Parallel Line in Triangle Cuts Sides Proportionally

Theorem

As Euclid defined it:

If a straight line be drawn parallel to one of the sides of a triangle, it will cut the sides of the triangle proportionally; and, if the sides of the triangle be cut proportionally (so that the segments adjacent to the third side are corresponding terms in the proportion), the line joining the points of section will be parallel to the remaining side of the triangle.

(The Elements: Book VI: Proposition $2$)

Proof

Let $\triangle ABC$ be a triangle, and $DE$ be drawn parallel to the side $BC$.

We need to show that $BD : DA = CE : EA$.

Let $BE$ and $CD$ be joined.

From Triangles with Equal Base and Same Height have Equal Area the area of $\triangle BDE$ is the same as the area of $\triangle CDE$.

From Ratios of Equal Magnitudes, $\triangle BDE : \triangle ADE = \triangle CDE : \triangle ADE$.

From Areas of Triangles and Parallelograms Proportional to Base, $\triangle BDE : \triangle ADE = BD : DA$.

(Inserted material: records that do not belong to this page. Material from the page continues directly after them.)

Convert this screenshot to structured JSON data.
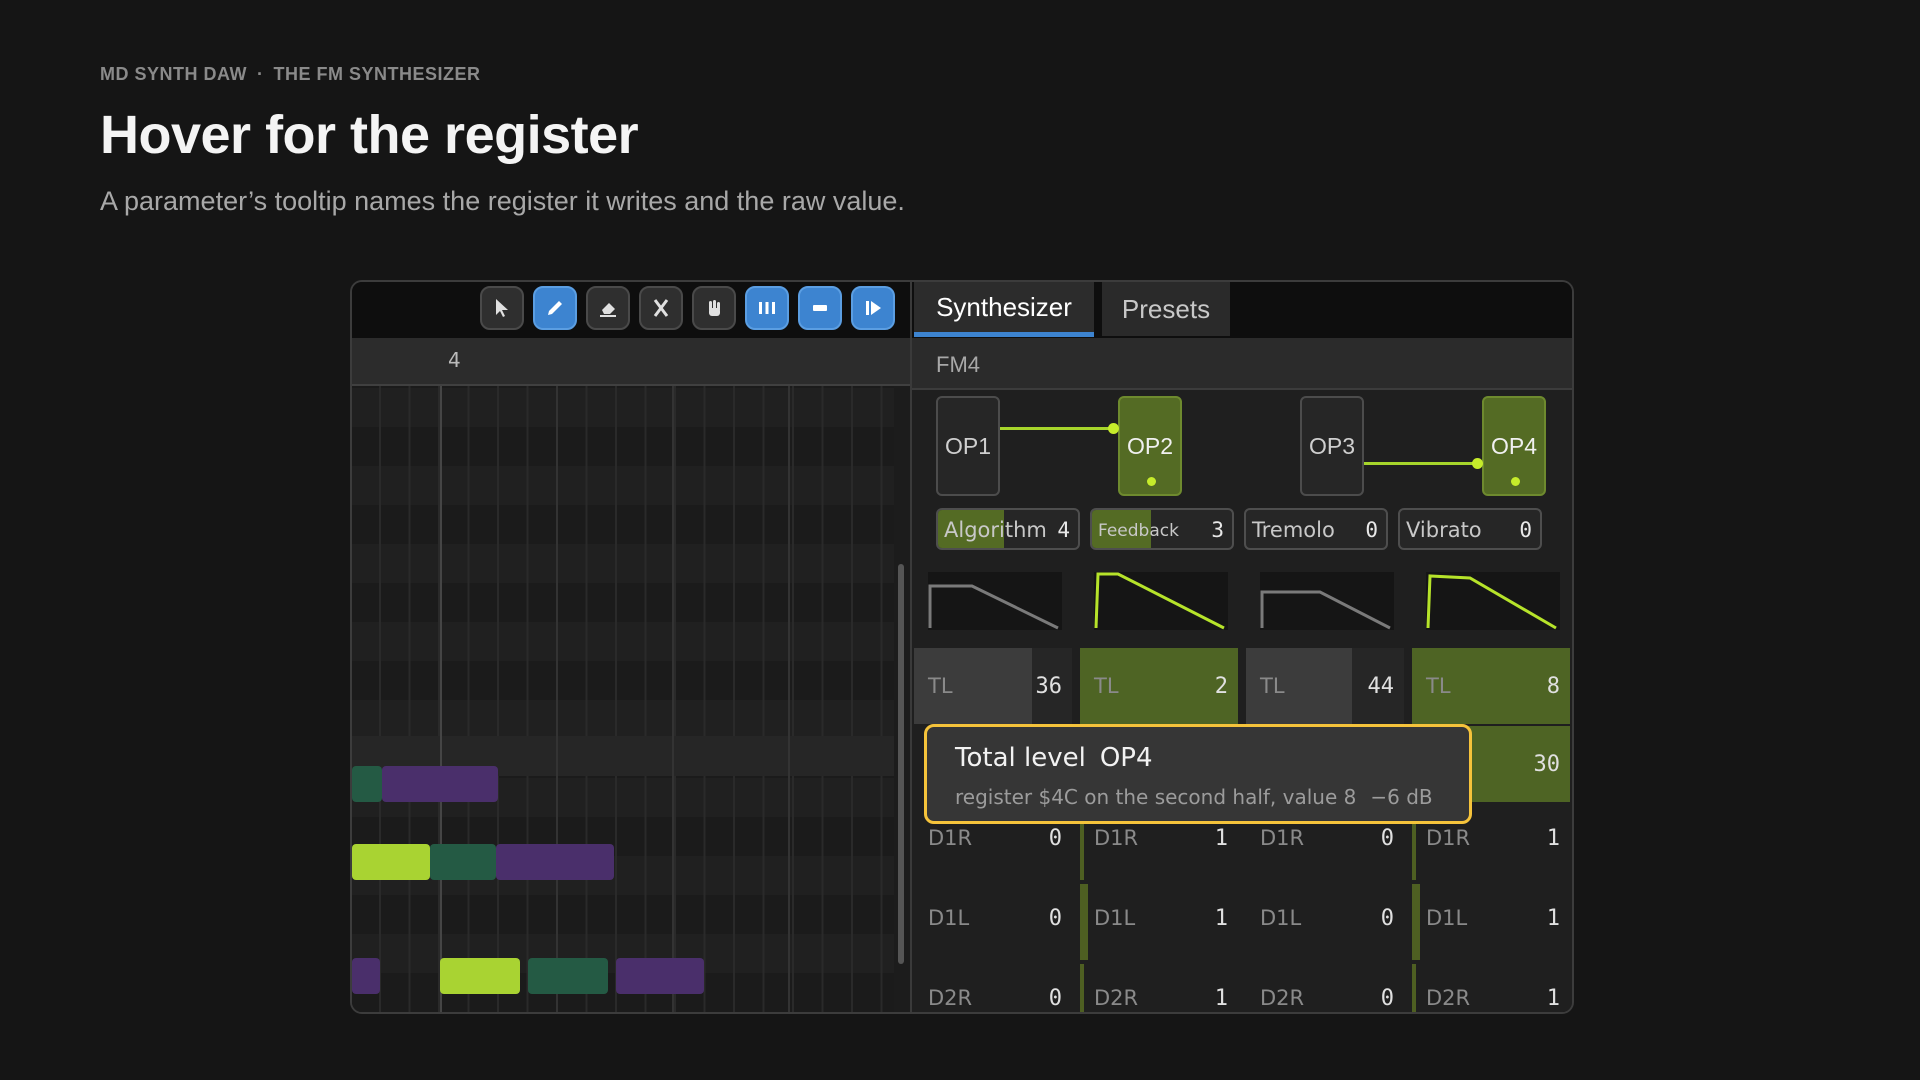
{
  "header": {
    "eyebrow_left": "MD SYNTH DAW",
    "eyebrow_sep": "·",
    "eyebrow_right": "THE FM SYNTHESIZER",
    "title": "Hover for the register",
    "subtitle": "A parameter’s tooltip names the register it writes and the raw value."
  },
  "toolbar": {
    "tools": [
      {
        "icon": "pointer-icon",
        "active": false
      },
      {
        "icon": "pencil-icon",
        "active": true
      },
      {
        "icon": "eraser-icon",
        "active": false
      },
      {
        "icon": "scissors-icon",
        "active": false
      },
      {
        "icon": "hand-icon",
        "active": false
      },
      {
        "icon": "grid-snap-icon",
        "active": true
      },
      {
        "icon": "loop-icon",
        "active": true
      },
      {
        "icon": "play-from-icon",
        "active": true
      }
    ]
  },
  "ruler": {
    "bar_label": "4"
  },
  "tabs": {
    "synth": "Synthesizer",
    "presets": "Presets"
  },
  "channel": {
    "name": "FM4"
  },
  "operators": [
    {
      "label": "OP1",
      "carrier": false
    },
    {
      "label": "OP2",
      "carrier": true
    },
    {
      "label": "OP3",
      "carrier": false
    },
    {
      "label": "OP4",
      "carrier": true
    }
  ],
  "params": [
    {
      "label": "Algorithm",
      "value": "4",
      "level": 0.47
    },
    {
      "label": "Feedback",
      "value": "3",
      "level": 0.42
    },
    {
      "label": "Tremolo",
      "value": "0",
      "level": 0
    },
    {
      "label": "Vibrato",
      "value": "0",
      "level": 0
    }
  ],
  "columns": [
    {
      "tl": "36",
      "ar": "",
      "d1r": "0",
      "d1l": "0",
      "d2r": "0",
      "active": false
    },
    {
      "tl": "2",
      "ar": "",
      "d1r": "1",
      "d1l": "1",
      "d2r": "1",
      "active": true
    },
    {
      "tl": "44",
      "ar": "",
      "d1r": "0",
      "d1l": "0",
      "d2r": "0",
      "active": false
    },
    {
      "tl": "8",
      "ar": "30",
      "d1r": "1",
      "d1l": "1",
      "d2r": "1",
      "active": true
    }
  ],
  "row_labels": {
    "tl": "TL",
    "d1r": "D1R",
    "d1l": "D1L",
    "d2r": "D2R"
  },
  "tooltip": {
    "name": "Total level",
    "operator": "OP4",
    "detail": "register $4C on the second half, value 8",
    "db": "−6 dB"
  },
  "colors": {
    "accent_blue": "#3d84d0",
    "accent_green": "#c6ec2b",
    "active_fill": "#546b24",
    "tooltip_border": "#f5c33b",
    "note_purple": "#4a2f6b",
    "note_teal": "#245a44",
    "note_lime": "#a9d332"
  }
}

By the same reasoning, $\triangle CDE : \triangle ADE = CE : EA$.

From Equality of Ratios is Transitive, $BD : DA = CE : EA$.

$\Box$

Now let the sides $AB, AC$ of $\triangle ABC$ be cut proportionally, so that $BD : DA = CE : EA$.

Join $DE$.

We need to show that $DE \parallel BC$.

We use the same construction as above.

From Areas of Triangles and Parallelograms Proportional to Base we have that:

$BD : DA = \triangle BDE : \triangle ADE$

$CE : EA = \triangle CDE : \triangle ADE$

From Equality of Ratios is Transitive, $\triangle BDE : \triangle ADE = \triangle CDE : \triangle ADE$.

So from Magnitudes with Same Ratios are Equal, the area of $\triangle BDE$ is the same as the area of $\triangle CDE$.

But these triangles are on the same base $DE$.

So from Equal Sized Triangles on Same Base are Same Height, it follows that $DE$ and $BC$ are parallel.

$\blacksquare$

Historical Note

This is Proposition 2 of Book VI of Euclid's The Elements.